Shingles: Asphaltic, Slate, Wood Shake, Tile.
Asphaltic: Asphalt shingles are an American invention first used in 1901, in general use in parts of America by 1911 and by 1939 11 million squares of shingles were being produced. A U.S. National Board of Fire Underwriters campaign to eliminate the use of wood shingles on roofs was a contributing factor in the growth in popularity of asphalt shingles during the 1920s.The forerunner of these shingles was first developed in 1893 and called asphalt prepared roofing which was similar to asphalt roll roofing without the surface granules. In 1897 slate granules were added to the surface to make the material more durable. Types of granules tested have included mica, oyster shells, slate, dolomite, fly-ash, silica and clay. In 1901 this material was first cut into strips for use as one-tab and multi-tab shingles. Two types of base materials are used to make asphalt shingles, organic and fiberglass. Organic shingles are made with a base mat of organic materials such as waste paper, cellulose, wood fiber, or other materials. This is saturated with asphalt to make it waterproof, then a top coating of adhesive asphalt is applied, covered withd solid granules. Such shingles contain around 40% more asphalt per square (100 sq ft.) than fiberglass shingles. Their organic core leaves them more prone to fire damage, resulting in a maximum class “B” FM fire rating. They are also less brittle than fiberglass shingles in cold weather. Fiberglass reinforcement was devised as the replacement for asbestos in organic mat shingles. Fiberglass shingles have a base layer of glass fiber reinforcing mat made from wet, random-laid glass fibers bonded with urea-formaldehyde resin. The mat is then coated with asphalt containing mineral fillers to make it waterproof. Such shingles resist fire better than those with organic/paper mats, making them eligible for as high as a class “A” rating. Weight typically ranges from 1.8 to 2.3 pounds/square foot.
Fiberglass shingles gradually began to replace organic felt shingles, and by 1982 overtook them in use. Widespread hurricane damage in Florida during the 1990s prompted the industry to adhere to a 1700-gram tear value on finished asphalt shingles.
Slate: Slate roofing tile has a long and storied history, and is generally known as one of the highest quality, longest lasting roofing materials on the market. On the other hand, the high cost, difficult installation, and relative fragility of slate roofing tile means it’s not ideal for everybody. Slate roofs can and should be routinely built to last at least a century. In fact, 150 years is a reasonable expectation of a roof’s longevity if the roof is properly constructed.
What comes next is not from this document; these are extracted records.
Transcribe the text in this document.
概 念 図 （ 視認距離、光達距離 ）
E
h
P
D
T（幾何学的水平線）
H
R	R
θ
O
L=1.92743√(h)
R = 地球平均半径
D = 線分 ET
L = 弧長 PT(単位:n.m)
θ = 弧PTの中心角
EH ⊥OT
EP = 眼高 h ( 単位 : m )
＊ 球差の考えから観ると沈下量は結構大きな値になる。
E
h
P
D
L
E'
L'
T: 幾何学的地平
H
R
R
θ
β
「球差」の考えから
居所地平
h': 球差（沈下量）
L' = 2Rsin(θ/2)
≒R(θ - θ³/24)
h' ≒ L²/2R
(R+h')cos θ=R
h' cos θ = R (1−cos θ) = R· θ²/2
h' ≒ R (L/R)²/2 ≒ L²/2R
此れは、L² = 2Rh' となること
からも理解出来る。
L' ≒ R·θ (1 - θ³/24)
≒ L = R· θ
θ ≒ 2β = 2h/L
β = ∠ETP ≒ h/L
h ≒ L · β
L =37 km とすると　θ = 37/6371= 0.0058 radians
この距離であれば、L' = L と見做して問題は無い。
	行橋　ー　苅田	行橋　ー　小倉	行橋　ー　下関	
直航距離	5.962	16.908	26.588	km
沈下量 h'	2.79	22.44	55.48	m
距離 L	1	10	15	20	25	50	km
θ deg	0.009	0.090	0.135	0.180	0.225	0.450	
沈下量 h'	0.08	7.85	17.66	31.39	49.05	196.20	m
That’s a big plus in an industry where many roofing systems are lucky to last 20 or 30 years before needing replacement. Roofing waste accounts for more than 5 percent of the total waste sent to landfills across the nation every year. Since the majority of that roofing waste can be attributed to asphalt shingle roofing that needs replacement every 20 to 30 years, it’s easy to see the positive environmental impacts of installing a roof that is going to last 100 years or more.
Wood Shake: Wood Shakes are thicker than Wood Shingles. There are two main types: (1) handsplit and resawn and (2) tapersawn. Handsplit and resawn shakes have the split face exposed with a naturally rustic appearance, and are sawn on the back. Tapersawn wood shakes are sawn on both sides for a semi-textured look with a stronger shadowline than a wood shingle. Used for both roofing and sidewalls. Recommended for use on pitches of 4:12 and steeper. All Wood Shakes are cut from clear heartwood with no defects. Heavy split and resawn Sawn on the backside, while the face is split with the natural grain of the wood. Has a highly textured surface on the exposed face. This is the heaviest type of Wood Shake, with a very rugged or rustic appearance. Available thicknesses for these shingles is 3/4″, 7/8″, 1″ and 1 1/4″+.
Medium split and resawn Similar to the heavy split and resawn shake, but not as thick or heavy. It produces a roof with a very textured appearance. Available thicknesses are 1/2″ and 5/8″.
Tapersawn Sawn on both sides like a Wood Shingle, only thicker. This shake gives a naturally tailored look of a shingle accented by the sharper shadow-line of a shake due to the thickness of the butt. It’s the most popular type of wood roof. Available thicknesses: 5/8″, 7/8″ and 1″.
Packaging: Shakes are packaged five bundles per 100 sq. ft.
Tile: Tile roofs have been around for centuries. Like any roofing product, they were created to provide a barrier between the inside of a structure and the harsh outside elements. Roof tiles are made of local, natural and recyclable materials such as terracotta (also known as clay), slate and concrete. All three of these roofing materials offer lifelong durability and fireproofing; two superior qualities that continues to set them apart from the competition. Concrete roof tiles, like those manufactured by Eagle Roofing Products, offer additional benefits including: versatility in design and color, energy efficiency, greater protection against high winds, hail and freeze/thaw climates, and they are less expensive than genuine clay or slate.